Segue-se a primeira sonata da composição, aquela da palavra da expectativa: “Pater, dimite illis, quia nesciunt, quid fasciunt”, em um Largo conduzido pelos dois violinos e completado pela viola e pelo violoncelo. À mesma segue a sonata II, em ritmos Grave e Cantabile, “Hodie mecum eris in Paradiso”, canto de infinita esperança para todos os pecadores. A sonata III se desenvolve em constante ritmo Grave, comunicando violinos, viola e violoncelo com rara expressividade a entrega de todos os homens à proteção da Mãe do Filho de Deus imolado: “Mulier, ecce filius tuus”, entrega sublinhada pela harmonia dos instrumentos executantes, com particular ressalto do violoncelo. A sonata V, Adagio, dita “Sitio”, (Giovani 19,28), na sofrida doçura projetada pelas notas em Adagio, preanuncia a dolorosa melodia do movimento Lento da sonata VI: “Consumatus est”, com uma estrepitosa execução dos quatro componentes do Quarteto espanhol. A sonata VII, com o seu movimento Largo, “In manus tuas, Domine, commendo spiritum meum”, com amplo sentimento de participação vivido pelo público com a música reveladora, fecha o relato do drama, relato completado em forma harmonicamente apoteótica com o Terremoto que tudo encobre: ”De repente, o véu do templo se rompeu em duas partes, de alto a baixo, a terra tremeu e as rochas se partiram, os sepulcros se abriram e deles sairam muitos corpos de santos, depois que repousavam, ressuscitaram e sairam dos sepulcros; depois da ressurreição, entraram na cidade santa e se mostraram a muitos.
O centurião e aqueles que faziam a guarda a Jesús, vendo o terremoto e aquilo que acontecia, tiveram grande medo e disseram: (Mateus, XXVII)”. Sob uma atmosfera de terror, resultada de inovadoras dissonâncias, tremados, de rápidos trilos, notas acentuadas e rebatidas, em uma complexidade musical de modernidade, chega-se à última nota. E um infindável sentimento temporal percorre toda a Basílica que vive a magia da execucação primorosa. O público chama reiteradamente por cinco minutos, ao palco descoberto, os componentes do Quarteto Casal.
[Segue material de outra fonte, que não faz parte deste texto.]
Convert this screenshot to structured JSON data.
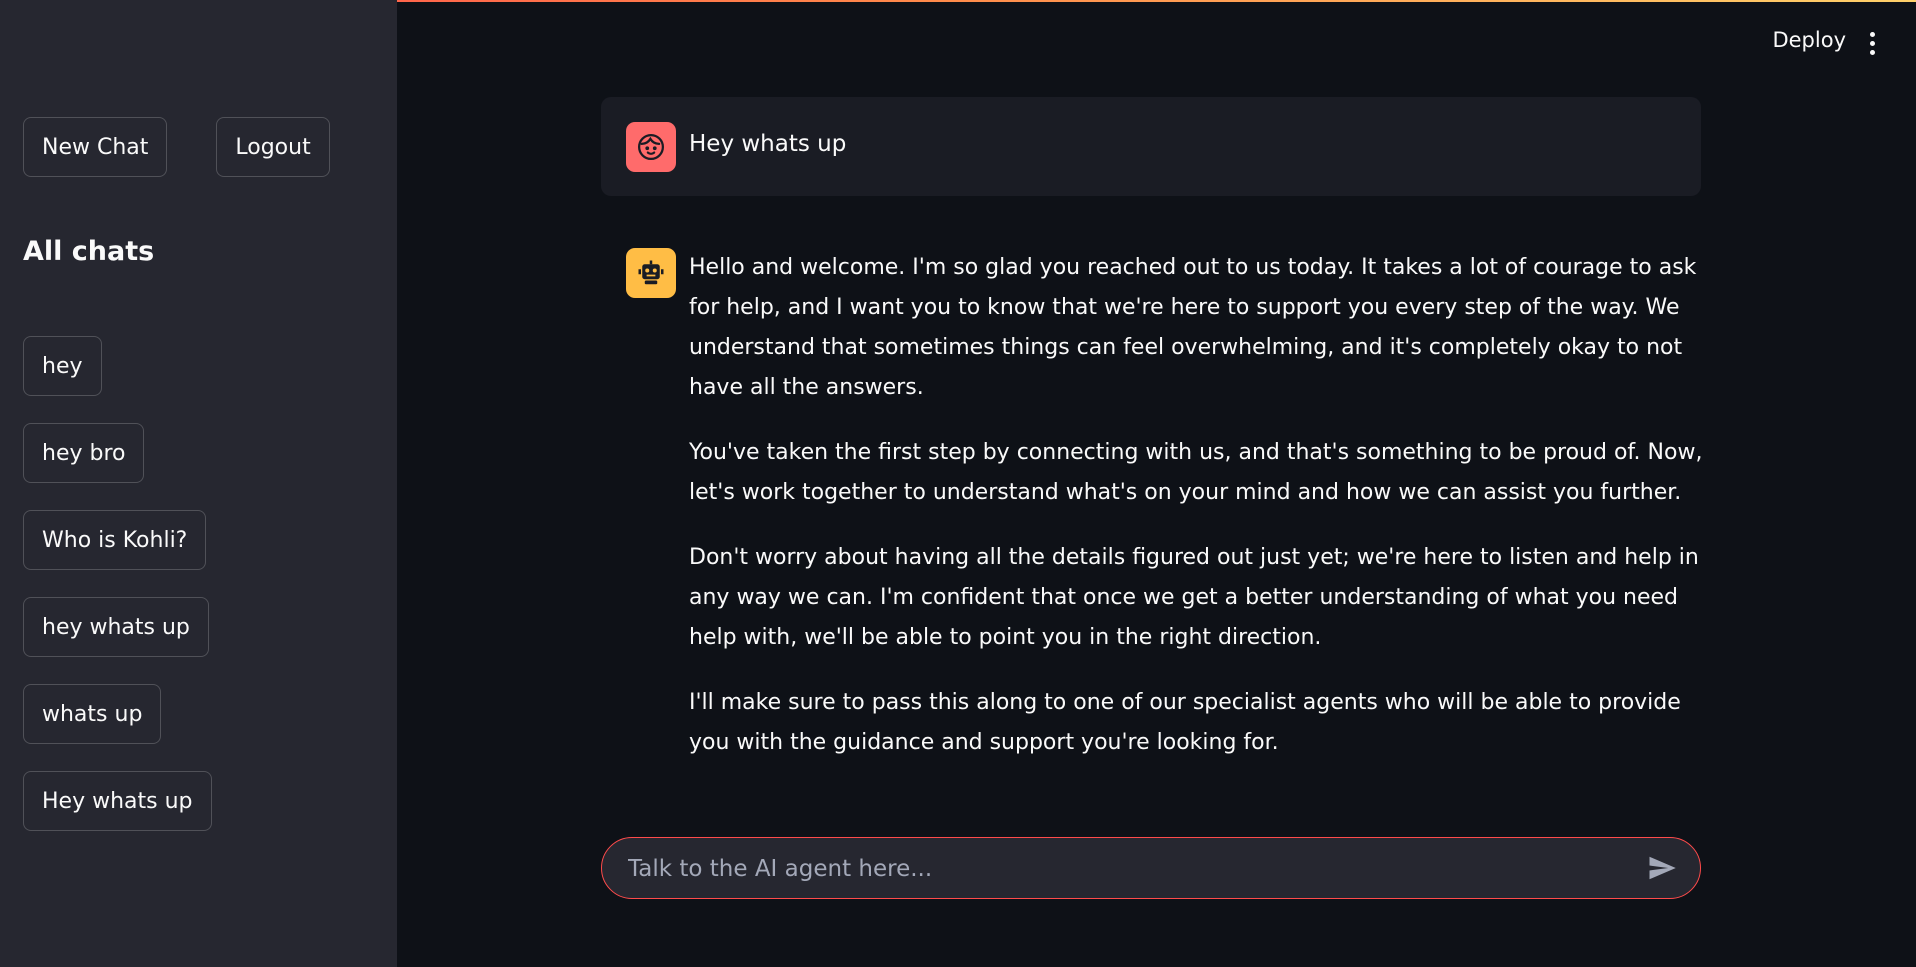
{
  "app": {
    "deploy_label": "Deploy",
    "menu_icon": "kebab-menu-icon"
  },
  "sidebar": {
    "new_chat_label": "New Chat",
    "logout_label": "Logout",
    "all_chats_title": "All chats",
    "chats": [
      {
        "label": "hey"
      },
      {
        "label": "hey bro"
      },
      {
        "label": "Who is Kohli?"
      },
      {
        "label": "hey whats up"
      },
      {
        "label": "whats up"
      },
      {
        "label": "Hey whats up"
      }
    ]
  },
  "conversation": {
    "user_message": "Hey whats up",
    "assistant_paragraphs": [
      "Hello and welcome. I'm so glad you reached out to us today. It takes a lot of courage to ask for help, and I want you to know that we're here to support you every step of the way. We understand that sometimes things can feel overwhelming, and it's completely okay to not have all the answers.",
      "You've taken the first step by connecting with us, and that's something to be proud of. Now, let's work together to understand what's on your mind and how we can assist you further.",
      "Don't worry about having all the details figured out just yet; we're here to listen and help in any way we can. I'm confident that once we get a better understanding of what you need help with, we'll be able to point you in the right direction.",
      "I'll make sure to pass this along to one of our specialist agents who will be able to provide you with the guidance and support you're looking for."
    ]
  },
  "input": {
    "placeholder": "Talk to the AI agent here...",
    "value": "",
    "send_icon": "send-icon"
  },
  "colors": {
    "background": "#0e1117",
    "sidebar": "#262730",
    "accent": "#ff4b4b",
    "user_avatar": "#ff6b6b",
    "bot_avatar": "#ffbd45"
  }
}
Saindo da proteção das naves bizantinas e retomando a caminhada por ruas e pontes de Veneza, encontramos de novo o silêncio, agora alargado em sons graves e dolentes provenientes da grande música apenas vivida no arco de uma execução durada exatamente uma hora, mas que permanece por longo tempo nos ouvidos do expectador reconfortado.